I am referring to the eigenvalue and eigenvector Matrix Equations

You need to learn the subject in a more systematic way. Asking for help on a forum is no substitute for studying.

 

[wolly]

I found a pdf of how to solve these. I forgot to add them
@blamocur

 

[fresh_42]

The idea is as follows. If we have $(A-\lambda I)(x)=0,$ i.e. $Ax=\lambda x$ then we solve $y'=\lambda y$ and obtain $y=me^{\lambda t}.$ However, we actually have for $\lambda=-3$ that
$$(A-\lambda I)^2(x)=0.$$ That means that either $(A-\lambda I)(x)=0$ is already zero, in which case we get the solution $y=me^{\lambda t},$ or, and this is different, that $(A-\lambda I)((A-\lambda I)(x))=0.$ Now
$$(A-\lambda I)(A-\lambda I)=A^2-2\lambda A +\lambda^2 I=0$$and we have to solve $y''-2\lambda y'+\lambda^2y=0.$ Let's see if $y=nte^{\lambda t}$ is a solution for this equation.

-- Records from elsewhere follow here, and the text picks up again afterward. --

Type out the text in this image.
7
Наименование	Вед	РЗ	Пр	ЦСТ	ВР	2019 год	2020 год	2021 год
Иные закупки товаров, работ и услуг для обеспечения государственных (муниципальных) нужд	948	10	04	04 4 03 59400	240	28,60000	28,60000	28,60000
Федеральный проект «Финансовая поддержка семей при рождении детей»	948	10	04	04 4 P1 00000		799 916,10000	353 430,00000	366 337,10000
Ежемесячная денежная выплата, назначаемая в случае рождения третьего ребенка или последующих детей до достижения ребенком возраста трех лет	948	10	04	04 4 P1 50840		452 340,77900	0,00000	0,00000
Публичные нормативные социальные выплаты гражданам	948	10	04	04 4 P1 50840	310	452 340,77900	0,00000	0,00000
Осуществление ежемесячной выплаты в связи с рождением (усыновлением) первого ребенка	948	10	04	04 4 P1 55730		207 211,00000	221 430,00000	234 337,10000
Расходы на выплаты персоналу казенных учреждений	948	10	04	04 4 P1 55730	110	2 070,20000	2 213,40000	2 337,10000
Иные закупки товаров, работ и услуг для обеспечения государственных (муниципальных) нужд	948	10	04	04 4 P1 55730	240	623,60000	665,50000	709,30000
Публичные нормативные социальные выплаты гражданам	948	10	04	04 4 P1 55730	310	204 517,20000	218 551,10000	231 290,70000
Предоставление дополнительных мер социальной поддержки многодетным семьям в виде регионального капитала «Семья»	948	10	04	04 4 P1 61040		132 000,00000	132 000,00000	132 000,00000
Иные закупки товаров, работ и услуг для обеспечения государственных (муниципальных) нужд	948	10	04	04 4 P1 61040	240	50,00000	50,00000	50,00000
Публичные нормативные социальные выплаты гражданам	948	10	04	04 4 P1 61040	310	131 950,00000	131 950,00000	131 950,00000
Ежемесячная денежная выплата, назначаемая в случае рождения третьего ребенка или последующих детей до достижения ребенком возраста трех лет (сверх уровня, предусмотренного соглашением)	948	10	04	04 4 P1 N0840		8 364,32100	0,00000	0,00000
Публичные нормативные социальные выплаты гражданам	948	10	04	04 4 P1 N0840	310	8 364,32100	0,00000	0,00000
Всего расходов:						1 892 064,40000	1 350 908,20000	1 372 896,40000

$$\begin{array}{lll} y&=n te^{\lambda t}\\ y'&=ne^{\lambda t}+n\lambda te^{\lambda t}=n e^{\lambda t}+\lambda y\\ y''&=n\lambda e^{\lambda t}+\lambda y'=2n\lambda e^{\lambda t}+\lambda^2 y \end{array}$$$$\begin{array}{lll} y''-2\lambda y'+\lambda^2 y&=2n\lambda e^{\lambda t}+\lambda^2 y-2\lambda(n e^{\lambda t}+\lambda y)+\lambda^2 y=0 \end{array}$$
Hence, it is a solution. Combining both, we get
$$y=me^{\lambda t}+n te^{\lambda t}=(m+nt)e^{\lambda t}.$$This is the solution space for the generalized eigenspace $\lambda=\lambda_1=-3$ with multiplicity two.
If we finally add the solution space for the generalized eigenspace $\lambda=\lambda_2=0$ with multiplicity one, then we get
$$y=(m+nt)e^{\lambda_1 t}+pe^{\lambda_2 t}=(m+nt)e^{-3t}+pe^{0\cdot t}=(m+nt)e^{-3t}+p.$$The parameters $m,n,p$ result from the initial values for the differential equation.